Pascal Demurger, directeur général de la MAIF, à Paris, le 3 octobre 2023.

Un bonimenteur ? Un gentil idéaliste ? Un traître à la cause des entreprises ou un courageux visionnaire ? On peut tout dire de Pascal Demurger, mais certainement pas que le bonhomme n’aime pas les positions inconfortables ni les missions impossibles. Comme celle, par exemple, de faire entrer des ronds dans des carrés. Ou, ce qui revient presque au même, de lutter contre l’effondrement programmé de la planète, tout en restant les deux pieds dans l’économie capitaliste. Lui est convaincu que le système peut être changé de l’intérieur. Qu’il n’y a pas besoin de sonner la révolution, qu’on peut avancer pas à pas, à condition de se retrousser les manches.
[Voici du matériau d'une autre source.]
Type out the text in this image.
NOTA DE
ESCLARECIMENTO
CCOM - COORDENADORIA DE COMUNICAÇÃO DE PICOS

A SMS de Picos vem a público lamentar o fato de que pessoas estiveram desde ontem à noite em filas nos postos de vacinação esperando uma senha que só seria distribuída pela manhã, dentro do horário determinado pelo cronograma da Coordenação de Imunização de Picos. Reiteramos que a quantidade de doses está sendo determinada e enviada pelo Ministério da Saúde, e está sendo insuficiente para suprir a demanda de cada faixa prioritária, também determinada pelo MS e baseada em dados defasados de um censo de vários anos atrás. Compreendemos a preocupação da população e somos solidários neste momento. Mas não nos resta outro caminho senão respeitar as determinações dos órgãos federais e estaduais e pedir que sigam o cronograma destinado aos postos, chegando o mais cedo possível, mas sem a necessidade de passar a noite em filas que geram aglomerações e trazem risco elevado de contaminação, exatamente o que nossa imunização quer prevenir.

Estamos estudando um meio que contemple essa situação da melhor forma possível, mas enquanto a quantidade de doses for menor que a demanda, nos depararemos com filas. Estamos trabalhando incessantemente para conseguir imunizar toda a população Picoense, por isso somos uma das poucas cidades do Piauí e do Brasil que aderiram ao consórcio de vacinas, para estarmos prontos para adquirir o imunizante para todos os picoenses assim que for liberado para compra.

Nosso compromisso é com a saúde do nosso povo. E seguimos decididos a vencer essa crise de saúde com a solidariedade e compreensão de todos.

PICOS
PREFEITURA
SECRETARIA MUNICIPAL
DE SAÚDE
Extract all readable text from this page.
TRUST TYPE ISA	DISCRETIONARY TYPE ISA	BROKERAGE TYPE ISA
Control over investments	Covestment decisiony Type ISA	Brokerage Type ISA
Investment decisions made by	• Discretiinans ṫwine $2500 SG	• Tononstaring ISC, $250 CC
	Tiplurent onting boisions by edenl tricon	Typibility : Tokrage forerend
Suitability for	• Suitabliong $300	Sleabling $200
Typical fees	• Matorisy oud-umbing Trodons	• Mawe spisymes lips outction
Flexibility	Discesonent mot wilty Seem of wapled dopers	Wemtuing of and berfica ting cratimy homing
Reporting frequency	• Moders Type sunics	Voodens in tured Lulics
A la tête de la MAIF, Pascal Demurger, 59 ans, est un patron qui dit ce que ses homologues n’aiment pas entendre. Que la seule logique de maximisation du profit n’est plus compatible avec la lutte contre le réchauffement climatique. Qu’il est temps que les entreprises pensent au partage de la valeur quand les revenus des dividendes ont augmenté, ces dix ­dernières années, de 70 % contre seulement 20 % pour les salaires. Pascal Demurger a un programme mais pas de troupes.

En mars, il a pris la coprésidence du petit mouvement Impact France, qui regroupe quinze mille entreprises de l’économie sociale et solidaire, dans le but de le sortir de la semi-clandestinité. Le 20 octobre, il a rendez-vous avec Elisabeth Borne à Matignon pour lui vendre une idée qui hérisse le poil du Medef : conditionner les baisses d’impôts (et, plus largement, toutes les aides publiques) à un ­comportement socialement et écologiquement responsable des entreprises.

Il souhaite que le gouvernement réserve la baisse prévue de la cotisation sur la valeur ajoutée des entreprises, soit 1 milliard d’euros pendant quatre ans, uniquement aux entreprises qui ont publié leur bilan carbone (seulement 43 % des entreprises de plus de cinq cents salariés respectent cette obligation). « On pourrait dire que ce n’est pas grand-chose, mais c’est plus qu’il n’y paraît. On veut créer une première rupture symbolique dans notre politique fiscale », plaide-t-il.

« Culturellement de droite et politiquement de gauche »

Convaincu que ce genre de mesure est populaire dans l’opinion, il dit avoir bon espoir que le gouvernement reprenne son projet d’amendement. C’est loin d’être gagné. La gauche sous François Hollande s’était fracturée sur cette question. Déjà, Emmanuel Macron, alors ministre de l’économie, ne voulait pas en entendre parler.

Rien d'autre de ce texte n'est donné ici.